Sesleri gürültüleri etrafa taştı.

Neyse ki, saat 24.00’ten sonraki yasak terasta rahat ettirdi.

O nedenle saat 24.00 sonraki yasak kalkmamalı.

Funda’nın aklındakiler…

... Çocukluğumda, "çok paşa çocuk", "çok paşa adam" derlerdi, böyle bir tabir vardır.

Kıvanç Tatlıtuğ.

Benim için, tam bu tabir ile paşa adam.

Başladığı noktadan geldiği noktaya bakın, hayat ona ne kadar güzel şeyler kattı.

Çok iyi bir oyuncu oldu.

Hep efendi, hep mütevazi kaldı.

Soru soran insanlara hep efendi cevaplar verdi.
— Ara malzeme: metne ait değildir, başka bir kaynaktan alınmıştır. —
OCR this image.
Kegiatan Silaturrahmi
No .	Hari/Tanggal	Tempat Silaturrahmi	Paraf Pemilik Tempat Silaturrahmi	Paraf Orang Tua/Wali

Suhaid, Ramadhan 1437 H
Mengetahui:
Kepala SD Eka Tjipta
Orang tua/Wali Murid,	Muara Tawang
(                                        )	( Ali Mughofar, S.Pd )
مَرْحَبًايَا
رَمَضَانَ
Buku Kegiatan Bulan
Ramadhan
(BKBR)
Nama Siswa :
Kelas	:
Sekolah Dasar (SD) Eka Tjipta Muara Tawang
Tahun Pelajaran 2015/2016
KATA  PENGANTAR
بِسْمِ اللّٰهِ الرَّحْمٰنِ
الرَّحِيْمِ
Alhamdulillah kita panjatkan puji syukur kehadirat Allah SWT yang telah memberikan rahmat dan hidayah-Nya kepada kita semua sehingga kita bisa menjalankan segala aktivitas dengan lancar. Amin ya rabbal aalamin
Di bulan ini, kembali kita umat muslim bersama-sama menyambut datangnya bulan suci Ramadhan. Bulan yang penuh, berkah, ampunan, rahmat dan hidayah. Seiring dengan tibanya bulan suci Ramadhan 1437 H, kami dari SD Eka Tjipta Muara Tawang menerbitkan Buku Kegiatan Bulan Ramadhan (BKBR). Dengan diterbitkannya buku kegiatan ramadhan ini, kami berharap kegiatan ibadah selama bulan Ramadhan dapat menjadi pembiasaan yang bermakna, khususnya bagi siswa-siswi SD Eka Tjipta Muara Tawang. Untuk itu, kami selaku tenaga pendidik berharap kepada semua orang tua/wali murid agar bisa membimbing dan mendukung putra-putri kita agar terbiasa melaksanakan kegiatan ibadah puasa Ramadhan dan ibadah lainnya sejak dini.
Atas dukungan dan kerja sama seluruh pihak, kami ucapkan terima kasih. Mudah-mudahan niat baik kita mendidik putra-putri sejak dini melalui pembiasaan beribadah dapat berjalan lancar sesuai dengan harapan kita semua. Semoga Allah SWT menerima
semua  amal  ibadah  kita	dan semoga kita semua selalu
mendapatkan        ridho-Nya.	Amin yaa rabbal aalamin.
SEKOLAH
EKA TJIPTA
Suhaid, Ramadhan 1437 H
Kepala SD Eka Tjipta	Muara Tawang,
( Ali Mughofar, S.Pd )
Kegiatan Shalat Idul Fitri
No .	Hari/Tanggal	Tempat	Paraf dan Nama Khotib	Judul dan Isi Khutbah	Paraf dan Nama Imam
Yaşam şekli, doğa sevgisi, ortada görünmeyen hali, sansasyondan uzak hayatı.

Evlendi yuvasını kurdu.

Allah bağışlasın bir oğlu oldu.

Eşini anlatıyor Kıvanç.

"Ben Başak’ı her gün başka türlü sevmeyi öğrendim çünkü çok sevmek yetmedi".

Çok sevmek sürdürebilir bir durum değildir.

O nedenle başka türlü sevmeyi öğrenmek önemlidir.

Bir paşa adam ne yapar, çocuğunun annesini çok ama çok güzel sever, onu el üstünde tutar, onore eder.

Paşa adam Kıvanç Tatlıtuğ.

Bebeğin ve ailenle hep mutlu, sağlıklı ve huzurlu yaşayın.